Two Things Can Help Make Your Relationship Last
The sad fact is that more and more relationships are losing their lasting power. Many more marriages or romantic partnerships are ending in divorce or separation. Many social scientists say that the secret of staying together comes down to two qualities: Kindness and generosity.
The Love Lab
Social scientists began studying marriages back in the 70s, to determine why some marriages failed while others worked. John Gottman, with his psychologist wife Julie, set up the Gottman Institute to help couples build lasting relationships based on scientific studies relating to love and partnership.
Perhaps their most important study was carried out in 1986, when a number of newlyweds were invited to a ‘Love Lab’ where their interactions were studied. Couples were hooked up to electrodes that analysed physical reactions, such as heart rate, blood flow and other bodily functions, while answering questions about their relationship. Six years later, the researchers tracked down the participants to see who had stayed together. As a result of the experiment, they were able to divide the participants into two groups, labelled ‘masters’ and ‘disasters’. The ‘masters’ were still happy together, while the ‘disasters’ had split up.

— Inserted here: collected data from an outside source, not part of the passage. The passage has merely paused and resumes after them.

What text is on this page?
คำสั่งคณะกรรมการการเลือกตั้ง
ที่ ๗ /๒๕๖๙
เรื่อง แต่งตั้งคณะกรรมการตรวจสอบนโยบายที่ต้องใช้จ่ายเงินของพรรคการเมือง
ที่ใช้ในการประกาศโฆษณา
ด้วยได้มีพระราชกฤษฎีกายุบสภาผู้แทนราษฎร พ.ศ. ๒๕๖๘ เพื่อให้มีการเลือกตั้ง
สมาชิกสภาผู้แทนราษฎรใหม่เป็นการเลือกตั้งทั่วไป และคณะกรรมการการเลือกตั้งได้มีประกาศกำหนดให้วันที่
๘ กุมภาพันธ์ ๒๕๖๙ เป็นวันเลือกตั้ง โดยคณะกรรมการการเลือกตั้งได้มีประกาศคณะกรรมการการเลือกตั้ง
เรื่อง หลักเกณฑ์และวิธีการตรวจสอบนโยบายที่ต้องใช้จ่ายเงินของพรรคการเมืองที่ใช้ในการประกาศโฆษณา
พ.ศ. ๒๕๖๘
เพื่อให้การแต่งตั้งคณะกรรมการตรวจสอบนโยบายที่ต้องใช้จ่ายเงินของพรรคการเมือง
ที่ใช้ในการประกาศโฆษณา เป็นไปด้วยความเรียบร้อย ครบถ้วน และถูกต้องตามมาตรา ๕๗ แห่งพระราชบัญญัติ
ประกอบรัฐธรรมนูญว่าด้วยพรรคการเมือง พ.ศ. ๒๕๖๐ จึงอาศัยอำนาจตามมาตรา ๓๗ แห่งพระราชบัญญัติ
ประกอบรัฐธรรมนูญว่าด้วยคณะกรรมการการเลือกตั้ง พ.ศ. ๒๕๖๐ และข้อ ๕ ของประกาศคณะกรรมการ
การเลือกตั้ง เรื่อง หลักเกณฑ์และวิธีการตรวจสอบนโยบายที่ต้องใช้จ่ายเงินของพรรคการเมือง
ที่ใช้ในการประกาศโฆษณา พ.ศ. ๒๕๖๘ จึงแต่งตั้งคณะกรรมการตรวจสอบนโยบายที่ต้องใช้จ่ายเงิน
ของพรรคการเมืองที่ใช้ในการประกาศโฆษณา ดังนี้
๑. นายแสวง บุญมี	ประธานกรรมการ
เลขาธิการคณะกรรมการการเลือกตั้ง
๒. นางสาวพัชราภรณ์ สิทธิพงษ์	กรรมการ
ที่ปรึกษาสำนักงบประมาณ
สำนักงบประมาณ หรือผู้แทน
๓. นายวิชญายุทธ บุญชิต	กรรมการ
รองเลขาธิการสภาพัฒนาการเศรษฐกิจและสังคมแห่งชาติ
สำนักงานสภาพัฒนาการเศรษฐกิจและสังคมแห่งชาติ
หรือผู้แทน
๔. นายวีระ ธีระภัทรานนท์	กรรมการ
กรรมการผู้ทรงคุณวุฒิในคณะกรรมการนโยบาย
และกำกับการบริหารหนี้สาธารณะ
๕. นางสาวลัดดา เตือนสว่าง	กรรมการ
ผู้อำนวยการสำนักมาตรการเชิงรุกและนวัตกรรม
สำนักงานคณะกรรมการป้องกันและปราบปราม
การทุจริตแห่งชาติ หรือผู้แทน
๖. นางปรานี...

When the data was analysed, they found clear differences between the groups. While the ‘disasters’ had appeared calm during the initial interviews, the electrodes monitoring their reactions showed a difference picture – heart rate, blood flow and sweating were all markedly higher than in the ‘masters’. Those who were more physiologically active in the Love Lab were more likely to split up.
The researchers concluded that, in the Love Lab, the ‘disasters’ were in ‘fight or flight’ mode, in other words, they were preparing for confrontation. Conversely, the ‘masters’ who showed lower physiological reactions, were more affectionate – even when they fought.
In 1990, Gottman arranged a follow-up experiment whereby 130 newlyweds were invited to a retreat at the University of Washington campus, designed to simulate a vacation environment.
During their stay, Gottman monitored the couples’ interactions and discovered that, throughout the day, partners would make ‘bids’ for connection. What they were looking for was a response that indicated interest, or support, for what they said or did. Those who responded more frequently to these ‘bids’ were more likely to have happier relationships and stay together. What was happening was that these couples were actively meeting each other’s emotional needs.
As a result, Gottman now believes he can predict, with an accuracy of up to 94%, which couples will stay together and which won’t. He says it comes down to what each party brings to the relationship – kindness and generosity, or criticism and hostility. He says, “There’s a habit of mind that the masters have, which is this: They are scanning social environment for things they can appreciate and say thank you for. They are building this culture of respect and appreciation very purposefully. Disasters are scanning the social environment for partners’ mistakes.”
His wife agrees. “It’s not just scanning environment. It’s scanning the partner for what the partner is doing right or scanning him for what he’s doing wrong and criticising versus respecting him and expressing appreciation,” she says.
…or not to be
Both Gottmans say the Number One factor behind break-ups is ‘contempt’. If one partner is focussed on the negatives of their partner’s character, then they are missing out on the positives. Ignoring your partner, or responding minimally, damages the relationship by making your partner feel worthless.
On the other hand, being kind to your partner makes them feel cared for, understood and loved. And putting kindness into practice tends to breed more love and generosity in a relationship.
Of course, it’s difficult to be kind when you’re unhappy with your partner. While ‘disasters’ will say, “You’re late. What’s wrong with you” or “You’re just like your mom”, ‘masters’ will say, “I feel bad for picking on you about your lateness. I know it’s not your fault, but it’s really annoying that you’re late again.”
Clearly, the route to a long lasting, healthy and happy relationship is to practice kindness and be generous about your partner’s intentions. Instead of thinking your partner has done something deliberately to annoy you, it’s important to remain positive about their intentions.
Social scientist, Ty Tashiro, says in his book, ‘The Science Of Happily Ever After’, “Even in relationships where people are frustrated, it’s almost always the case that there are positive things going on and people trying to do the right thing. A lot of times, a partner is trying to do the right thing even if it’s executed poorly. So appreciate the intent.”